Recently our daughter has gotten into ballet. It’s nice seeing her so excited about something and dancing about the house, looking forward to her classes each week. And maybe I’m just a proud father, but I think she’s quite good at it for a beginner. I’m endlessly fascinated by things like ballet. During the high point of the pandemic I took up in-line skating. I became obsessed. When I wasn’t skating I would watch videos of people skating. What struck me was how effortless and graceful it looked, despite the fact of the intense strength and muscle control those movements take. We all have, I believe, two bodies. On the one hand there is the surface of the body, the body as it presents itself to the world, the body that is seen. Then there is the dynamic body that is composed of forces and movements. This is how it is with ballet. There is that body given to be seen that looks so delicate, graceful, and fragile, and then there is the intense body of forces and pure strength that brings forth those movements. Ballerinas are tough.

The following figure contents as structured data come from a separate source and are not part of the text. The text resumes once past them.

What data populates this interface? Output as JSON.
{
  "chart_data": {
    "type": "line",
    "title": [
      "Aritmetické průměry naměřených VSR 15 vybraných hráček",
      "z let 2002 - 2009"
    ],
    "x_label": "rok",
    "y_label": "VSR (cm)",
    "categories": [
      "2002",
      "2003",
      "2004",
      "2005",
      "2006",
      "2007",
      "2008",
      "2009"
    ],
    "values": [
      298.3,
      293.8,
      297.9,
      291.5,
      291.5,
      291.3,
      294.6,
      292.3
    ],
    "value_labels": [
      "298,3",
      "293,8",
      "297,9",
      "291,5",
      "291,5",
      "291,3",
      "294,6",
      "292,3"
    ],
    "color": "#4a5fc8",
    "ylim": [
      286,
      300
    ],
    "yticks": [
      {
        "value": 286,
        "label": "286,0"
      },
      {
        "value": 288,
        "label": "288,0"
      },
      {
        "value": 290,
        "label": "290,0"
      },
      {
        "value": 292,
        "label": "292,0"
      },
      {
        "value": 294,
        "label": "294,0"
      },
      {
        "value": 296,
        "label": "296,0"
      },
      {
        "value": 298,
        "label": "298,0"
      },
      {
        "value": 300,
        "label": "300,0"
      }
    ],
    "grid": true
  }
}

Last night, after class, she was excitedly talking about how she perfectly executed her first “combination” without looking at any of the other dancers. “I just counted”, she said. For me this was revelatory. Her dance movements are a kind of mathematics. Here I could not help but think of Whitehead’s “eternal objects”. The eternal objects, he says, are pure potentialities like numbers, patterns, a particular shade of green, etc. They are atemporal— hence their eternity —indifferent to “actual occasions” (events, things, bodies), and “ingress” into actual occasions. There is a sort of origami at work here. My daughter’s dance is a sort of folding of numbers into herself. Those numbers are always numerically identical to themselves— which is why they are eternal objects —but as they ingress or fold into her muscles, nerves, tendons, and the architecture of her skeleton they are actualize themselves as something singular to her. This too is true when the dancers dance together, folding the movements of their bodies into one another, as well as those eternal objects. There is a sort of incorporeal force here, a force of the eternal objects, that is compounded with the intense forces of the virtual body and it is beautiful.